It sounds like you're looking for an editor. GDT is meant for live playback and live manipulation, so it's pretty far away from what you're looking for. (The next version has much better functionality for saving new audio files with FX, looping, etc.)
If you try Audacity (or another audio editor), you can probably do all of that pretty quickly.
Deleting silence in an editor is pretty much trivial to do manually.
My guess is that there are a few things out there to do this automatically. The problem cases are illustrated by some Pink Floyd songs where the silence at the beginning of the song really is a part of the song - they tend to fade in very slowly. I doubt very highly that it's worth programming silence deletion to take that into account unless you simply set the threshold to what would be audible levels - you'd still end up doing a best guess though as there's still the opportunity to do some signal gain amplification for "inaudible" sound.
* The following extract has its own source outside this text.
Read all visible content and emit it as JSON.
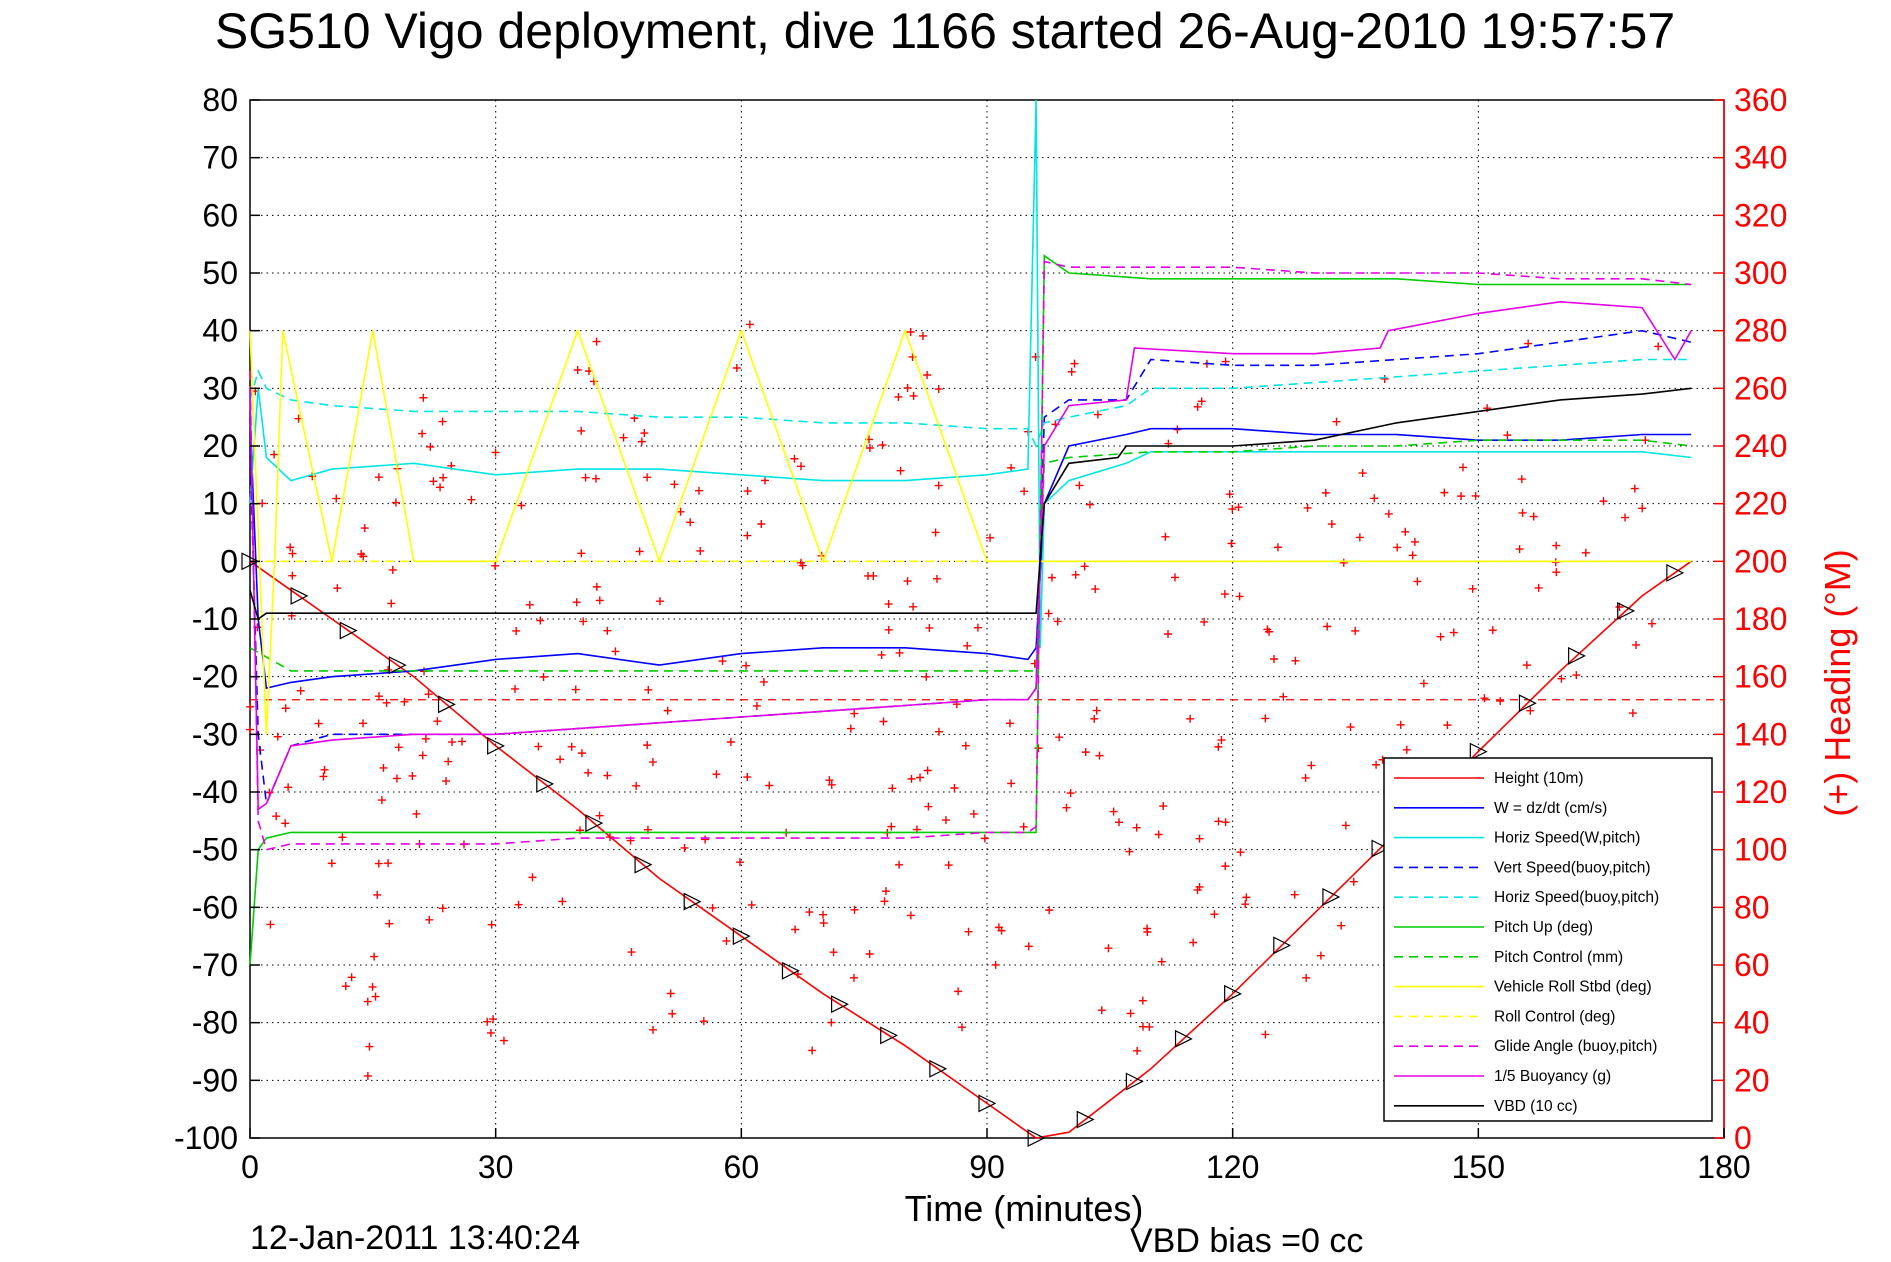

I don't think it would matter much though - any minor loss would be acceptable. If you check in GDT, it sets the first loop point to the start of the song and ignores "silence" at the beginning - it's a 'close enough' approach with no practical down side - so it's very possible to do, and relatively easy. Here's "close enough":
Mind you, that's for live playing, so you'd maybe want to roll that back a bit.
There's another Michael Jackson song - I forget which one - that has dead silence in the middle of the song. This happens to varying degrees in a fair number of songs out there. Those cases present problems.
Then there are voice activated mics... pauses between speakers, etc. etc. For this kind of thing I think the general type of audio needs to be known, otherwise it's getting into a lot of bin analysis and processing with more complex settings or presets.
To be sure - it actually sounds like a lot of fun to do~!
Deleting ads... well, you're not likely to find anything that can do that automatically. I leave it to people's imaginations to figure out why - tonnes of reasons there.
Anyways, I think something like Audacity is going to be your best bet. (I use Samplitude mostly, but they're both editors.) It's pretty easy to do, though it is a few clicks per operation - not nearly as exposed & simple as GDT - they do different things for different purposes.